Any two orthonormal bases of a Hilbert space $H$ are equipotent as sets.
This is obvious for finite-dimensional Hilbert spaces, so let $H$ be infinite dimensional, and let $E$ and $F$ be orthonomal bases of $H$. Then for each $e \in E$, we have
$$ e = \sum_{f \in F} \def\s#1{\left<#1\right>}\s{e,f}f $$
Hence, the set $F_e := \{f \in F\mid \s{e,f}\ne 0\}$ is countable. We have $F = \bigcup_{e \in E} F_e$, giving $\def\abs#1{\left|#1\right|}$$$\abs F \le \abs E \sup_{e \in E}\abs{F_e} \le \abs E\abs{\mathbb N} = \abs E $$
So $\abs F \le \abs E$. Exchanging the roles of $E$ and $F$ in the above argument, we have $\abs E \le \abs F$, so $E$ and $F$ are equipotent.

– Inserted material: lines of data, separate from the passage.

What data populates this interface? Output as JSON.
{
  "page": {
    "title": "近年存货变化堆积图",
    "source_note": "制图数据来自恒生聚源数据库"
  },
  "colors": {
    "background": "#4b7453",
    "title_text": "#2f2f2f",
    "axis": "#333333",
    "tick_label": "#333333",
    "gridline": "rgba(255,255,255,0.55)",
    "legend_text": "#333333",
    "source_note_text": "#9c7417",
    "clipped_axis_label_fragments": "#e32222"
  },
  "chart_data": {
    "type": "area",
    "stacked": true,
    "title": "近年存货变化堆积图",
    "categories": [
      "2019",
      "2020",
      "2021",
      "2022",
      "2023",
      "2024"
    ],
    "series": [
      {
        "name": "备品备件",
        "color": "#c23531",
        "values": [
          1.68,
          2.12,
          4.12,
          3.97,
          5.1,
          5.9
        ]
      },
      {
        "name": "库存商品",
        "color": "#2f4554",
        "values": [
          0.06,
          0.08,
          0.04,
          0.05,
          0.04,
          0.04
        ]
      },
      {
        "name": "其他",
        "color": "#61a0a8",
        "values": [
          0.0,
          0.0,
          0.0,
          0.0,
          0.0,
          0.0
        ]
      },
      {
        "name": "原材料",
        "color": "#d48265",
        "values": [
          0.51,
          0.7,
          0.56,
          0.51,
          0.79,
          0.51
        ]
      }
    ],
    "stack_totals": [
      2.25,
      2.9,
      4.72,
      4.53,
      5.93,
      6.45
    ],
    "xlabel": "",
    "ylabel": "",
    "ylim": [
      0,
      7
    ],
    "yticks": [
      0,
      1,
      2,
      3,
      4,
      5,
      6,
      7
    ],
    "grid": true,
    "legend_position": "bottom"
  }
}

So, if any orthonormal basis is uncountable, all are.
Addendum: To see that $F_e$ is countable, one can argue as follows: As $\sum_f \s{e,f}f$ converges, and $F$ is orthogonal, we have $\def\norm#1{\left\|#1\right\|}$
$$ 1 = \norm e^2 = \sum_f \abs{\s{e,f}}^2 $$
So for $n \in \mathbb N$, for only finitely many $e \in E$ we can have $\abs{\s{e,f}} \ge \frac 1n$. Let $F_{e,n} = \{f \in F \mid \abs{\s{e,f}} \ge \frac 1n\}$. Then $F_{e,n}$ is finite and $F_e = \bigcup_n F_{e,n}$ is a countable union of finite sets, hence countable.